Virus corona telah "mengurung" umat manusia di dalam rumah selama berbulan-bulan. Kebijakan lockdown dan PSBB memaksa manusia untuk tinggal di rumah masing-masing. Pada masa pandemi virus corona, lahirlah istilah kerja dari rumah, berdoa dari rumah, belajar dari rumah. Semua aktivitas berlangsung di rumah.
Pandemi virus corona serentak pula mengundang solidaritas kemanusiaan. Bangsa-bangsa saling membantu. Misalnya, China mengirimkan tenaga medisnya ke Italia. Negara mengalokasikan anggaran besar untuk bantuan bagi keluarga-keluarga yang mengalami dampak virus corona. Solidaritas juga lahir dari organisasi sosial kemasyarakatan dan individu-individu yang peduli pada penderitaan sesamanya.
Secara spiritual, Paus Fransiskus mengeluarkan seruan doa dan puasa lintas iman, pada 14 Mei 2020 untuk memohon belas kasih Tuhan bagi dunia, terutama umat manusia dan alam semesta yang sedang menderita akibat virus corona. Setiap negara melaksanakan doa dan puasa tersebut seturut keyakinan warga masyarakatnya.
Di tengah pandemi virus corona, ketika manusia berdiam diri di dalam rumah, kita menyaksikan langit cerah, awan biru tampak di angkasa raya. Misalnya, di Jakarta, bertahun-tahun, orang tidak bisa menyaksikan langit biru, tetapi pada bulan Maret silam, dua minggu setelah virus corona mengurung warga Jakart di rumahnya masing-masing, orang bisa menikmati kembali langit cerah yang telah hilang puluhan tahun itu.
Pandemi virus corona, di satu sisi membuat manusia tidak bisa beraktivitas dan perekonomian dunia terseok-seok, tetapi di sisi lain memulihkan luka-luka alam yang disebabkan oleh keserahakan manusia. Selama puluhan tahun, alam menjerit karena perilaku individualistik dan konsumtif yang dipraktekkan umat manusia. Hutan, tanah, air udara menanggung penderitaan luar biasa karena ketamakan dan kerakusan manusia.
Paus Fransiskus menarasikan penderitaan Ibu Pertiwi (Mama Bumi) dalam enseklik Laudato Si, "Saudari ini sekarang menjerit karena segala kerusakan yang telah kita timpakan padanya, karena penggunaan dan penyalahgunaan kita yang tidak bertanggung jawab atas kekayaan yang telah diletakkan Allah di dalamnya.

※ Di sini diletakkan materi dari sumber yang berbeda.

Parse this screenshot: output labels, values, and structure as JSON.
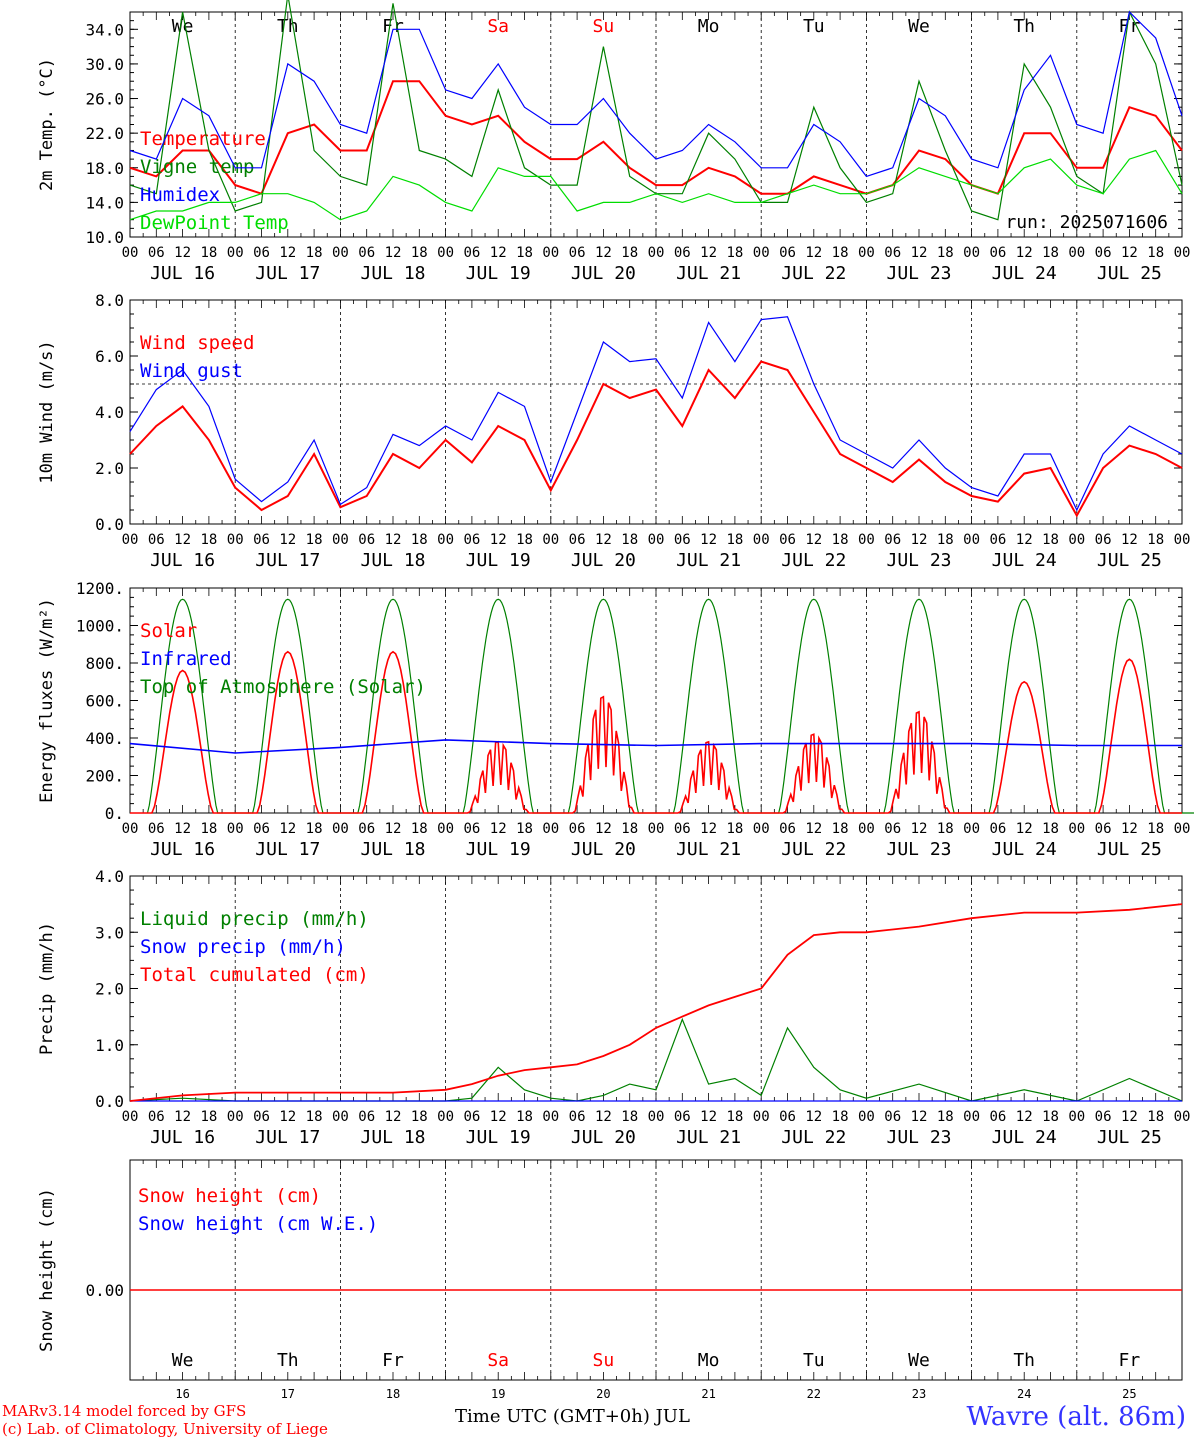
{
  "run_label": "run: 2025071606",
  "footer": {
    "credit_line1": "MARv3.14 model forced by GFS",
    "credit_line2": "(c) Lab. of Climatology, University of Liege",
    "xlabel": "Time UTC (GMT+0h) JUL",
    "station": "Wavre (alt. 86m)"
  },
  "colors": {
    "red": "#ff0000",
    "green": "#008000",
    "blue": "#0000ff",
    "lightgreen": "#00dd00",
    "weekend": "#ff0000"
  },
  "days": [
    "JUL 16",
    "JUL 17",
    "JUL 18",
    "JUL 19",
    "JUL 20",
    "JUL 21",
    "JUL 22",
    "JUL 23",
    "JUL 24",
    "JUL 25"
  ],
  "day_numbers": [
    "16",
    "17",
    "18",
    "19",
    "20",
    "21",
    "22",
    "23",
    "24",
    "25"
  ],
  "weekdays": [
    "We",
    "Th",
    "Fr",
    "Sa",
    "Su",
    "Mo",
    "Tu",
    "We",
    "Th",
    "Fr"
  ],
  "weekend_index": [
    3,
    4
  ],
  "hour_ticks": [
    "00",
    "06",
    "12",
    "18"
  ],
  "last_tick": "00",
  "chart_data": [
    {
      "type": "line",
      "ylabel": "2m Temp. (°C)",
      "ylim": [
        10,
        36
      ],
      "yticks": [
        "10.0",
        "14.0",
        "18.0",
        "22.0",
        "26.0",
        "30.0",
        "34.0"
      ],
      "x": [
        0,
        0.25,
        0.5,
        0.75,
        1,
        1.25,
        1.5,
        1.75,
        2,
        2.25,
        2.5,
        2.75,
        3,
        3.25,
        3.5,
        3.75,
        4,
        4.25,
        4.5,
        4.75,
        5,
        5.25,
        5.5,
        5.75,
        6,
        6.25,
        6.5,
        6.75,
        7,
        7.25,
        7.5,
        7.75,
        8,
        8.25,
        8.5,
        8.75,
        9,
        9.25,
        9.5,
        9.75,
        10
      ],
      "series": [
        {
          "name": "Temperature",
          "color": "red",
          "values": [
            18,
            17,
            20,
            20,
            16,
            15,
            22,
            23,
            20,
            20,
            28,
            28,
            24,
            23,
            24,
            21,
            19,
            19,
            21,
            18,
            16,
            16,
            18,
            17,
            15,
            15,
            17,
            16,
            15,
            16,
            20,
            19,
            16,
            15,
            22,
            22,
            18,
            18,
            25,
            24,
            20
          ]
        },
        {
          "name": "Vigne temp",
          "color": "green",
          "values": [
            16,
            15,
            36,
            20,
            13,
            14,
            38,
            20,
            17,
            16,
            37,
            20,
            19,
            17,
            27,
            18,
            16,
            16,
            32,
            17,
            15,
            15,
            22,
            19,
            14,
            14,
            25,
            18,
            14,
            15,
            28,
            20,
            13,
            12,
            30,
            25,
            17,
            15,
            36,
            30,
            16
          ]
        },
        {
          "name": "Humidex",
          "color": "blue",
          "values": [
            20,
            19,
            26,
            24,
            18,
            18,
            30,
            28,
            23,
            22,
            34,
            34,
            27,
            26,
            30,
            25,
            23,
            23,
            26,
            22,
            19,
            20,
            23,
            21,
            18,
            18,
            23,
            21,
            17,
            18,
            26,
            24,
            19,
            18,
            27,
            31,
            23,
            22,
            36,
            33,
            24
          ]
        },
        {
          "name": "DewPoint Temp",
          "color": "lightgreen",
          "values": [
            12,
            13,
            13,
            14,
            14,
            15,
            15,
            14,
            12,
            13,
            17,
            16,
            14,
            13,
            18,
            17,
            17,
            13,
            14,
            14,
            15,
            14,
            15,
            14,
            14,
            15,
            16,
            15,
            15,
            16,
            18,
            17,
            16,
            15,
            18,
            19,
            16,
            15,
            19,
            20,
            15
          ]
        }
      ]
    },
    {
      "type": "line",
      "ylabel": "10m Wind (m/s)",
      "ylim": [
        0,
        8
      ],
      "yticks": [
        "0.0",
        "2.0",
        "4.0",
        "6.0",
        "8.0"
      ],
      "reference_line": 5,
      "x": [
        0,
        0.25,
        0.5,
        0.75,
        1,
        1.25,
        1.5,
        1.75,
        2,
        2.25,
        2.5,
        2.75,
        3,
        3.25,
        3.5,
        3.75,
        4,
        4.25,
        4.5,
        4.75,
        5,
        5.25,
        5.5,
        5.75,
        6,
        6.25,
        6.5,
        6.75,
        7,
        7.25,
        7.5,
        7.75,
        8,
        8.25,
        8.5,
        8.75,
        9,
        9.25,
        9.5,
        9.75,
        10
      ],
      "series": [
        {
          "name": "Wind speed",
          "color": "red",
          "values": [
            2.5,
            3.5,
            4.2,
            3.0,
            1.3,
            0.5,
            1.0,
            2.5,
            0.6,
            1.0,
            2.5,
            2.0,
            3.0,
            2.2,
            3.5,
            3.0,
            1.2,
            3.0,
            5.0,
            4.5,
            4.8,
            3.5,
            5.5,
            4.5,
            5.8,
            5.5,
            4.0,
            2.5,
            2.0,
            1.5,
            2.3,
            1.5,
            1.0,
            0.8,
            1.8,
            2.0,
            0.3,
            2.0,
            2.8,
            2.5,
            2.0
          ]
        },
        {
          "name": "Wind gust",
          "color": "blue",
          "values": [
            3.3,
            4.8,
            5.5,
            4.2,
            1.6,
            0.8,
            1.5,
            3.0,
            0.7,
            1.3,
            3.2,
            2.8,
            3.5,
            3.0,
            4.7,
            4.2,
            1.5,
            4.0,
            6.5,
            5.8,
            5.9,
            4.5,
            7.2,
            5.8,
            7.3,
            7.4,
            5.0,
            3.0,
            2.5,
            2.0,
            3.0,
            2.0,
            1.3,
            1.0,
            2.5,
            2.5,
            0.5,
            2.5,
            3.5,
            3.0,
            2.5
          ]
        }
      ]
    },
    {
      "type": "line",
      "ylabel": "Energy fluxes (W/m²)",
      "ylim": [
        0,
        1200
      ],
      "yticks": [
        "0.",
        "200.",
        "400.",
        "600.",
        "800.",
        "1000.",
        "1200."
      ],
      "series": [
        {
          "name": "Solar",
          "color": "red",
          "peaks": [
            760,
            860,
            860,
            380,
            620,
            380,
            420,
            540,
            700,
            820
          ],
          "shape": "erratic"
        },
        {
          "name": "Infrared",
          "color": "blue",
          "baseline": [
            370,
            320,
            350,
            390,
            370,
            360,
            370,
            370,
            370,
            360
          ]
        },
        {
          "name": "Top of Atmosphere (Solar)",
          "color": "green",
          "peak": 1140
        }
      ]
    },
    {
      "type": "line",
      "ylabel": "Precip (mm/h)",
      "ylim": [
        0,
        4
      ],
      "yticks": [
        "0.0",
        "1.0",
        "2.0",
        "3.0",
        "4.0"
      ],
      "x": [
        0,
        0.5,
        1,
        1.5,
        2,
        2.5,
        3,
        3.25,
        3.5,
        3.75,
        4,
        4.25,
        4.5,
        4.75,
        5,
        5.25,
        5.5,
        5.75,
        6,
        6.25,
        6.5,
        6.75,
        7,
        7.5,
        8,
        8.5,
        9,
        9.5,
        10
      ],
      "series": [
        {
          "name": "Liquid precip (mm/h)",
          "color": "green",
          "values": [
            0,
            0.05,
            0,
            0,
            0,
            0,
            0,
            0.05,
            0.6,
            0.2,
            0.05,
            0,
            0.1,
            0.3,
            0.2,
            1.45,
            0.3,
            0.4,
            0.1,
            1.3,
            0.6,
            0.2,
            0.05,
            0.3,
            0,
            0.2,
            0,
            0.4,
            0
          ]
        },
        {
          "name": "Snow precip (mm/h)",
          "color": "blue",
          "values": [
            0,
            0,
            0,
            0,
            0,
            0,
            0,
            0,
            0,
            0,
            0,
            0,
            0,
            0,
            0,
            0,
            0,
            0,
            0,
            0,
            0,
            0,
            0,
            0,
            0,
            0,
            0,
            0,
            0
          ]
        },
        {
          "name": "Total cumulated (cm)",
          "color": "red",
          "values": [
            0,
            0.1,
            0.15,
            0.15,
            0.15,
            0.15,
            0.2,
            0.3,
            0.45,
            0.55,
            0.6,
            0.65,
            0.8,
            1.0,
            1.3,
            1.5,
            1.7,
            1.85,
            2.0,
            2.6,
            2.95,
            3.0,
            3.0,
            3.1,
            3.25,
            3.35,
            3.35,
            3.4,
            3.5
          ]
        }
      ]
    },
    {
      "type": "line",
      "ylabel": "Snow height (cm)",
      "ylim": [
        -1,
        1
      ],
      "yticks": [
        "0.00"
      ],
      "series": [
        {
          "name": "Snow height (cm)",
          "color": "red",
          "values": [
            0,
            0
          ]
        },
        {
          "name": "Snow height (cm W.E.)",
          "color": "blue",
          "values": [
            0,
            0
          ]
        }
      ]
    }
  ]
}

Kita berpikir bahwa kita adalah tuan dan penguasanya yang berhak untuk menjarahnya. Kekerasan yang ada dalam hatikita yang terluka oleh dosa, tercermin dalam gejala-gejala penyakit yang kita lihat pada tanah, di dalam air, di udara dan pada semua bentuk kehidupan. Oleh karena itu, bumi terbebani dan hancur, termasuk kaum miskin yang palingkita abaikan dan lecehkan." (Laudato Si. Nomor 2).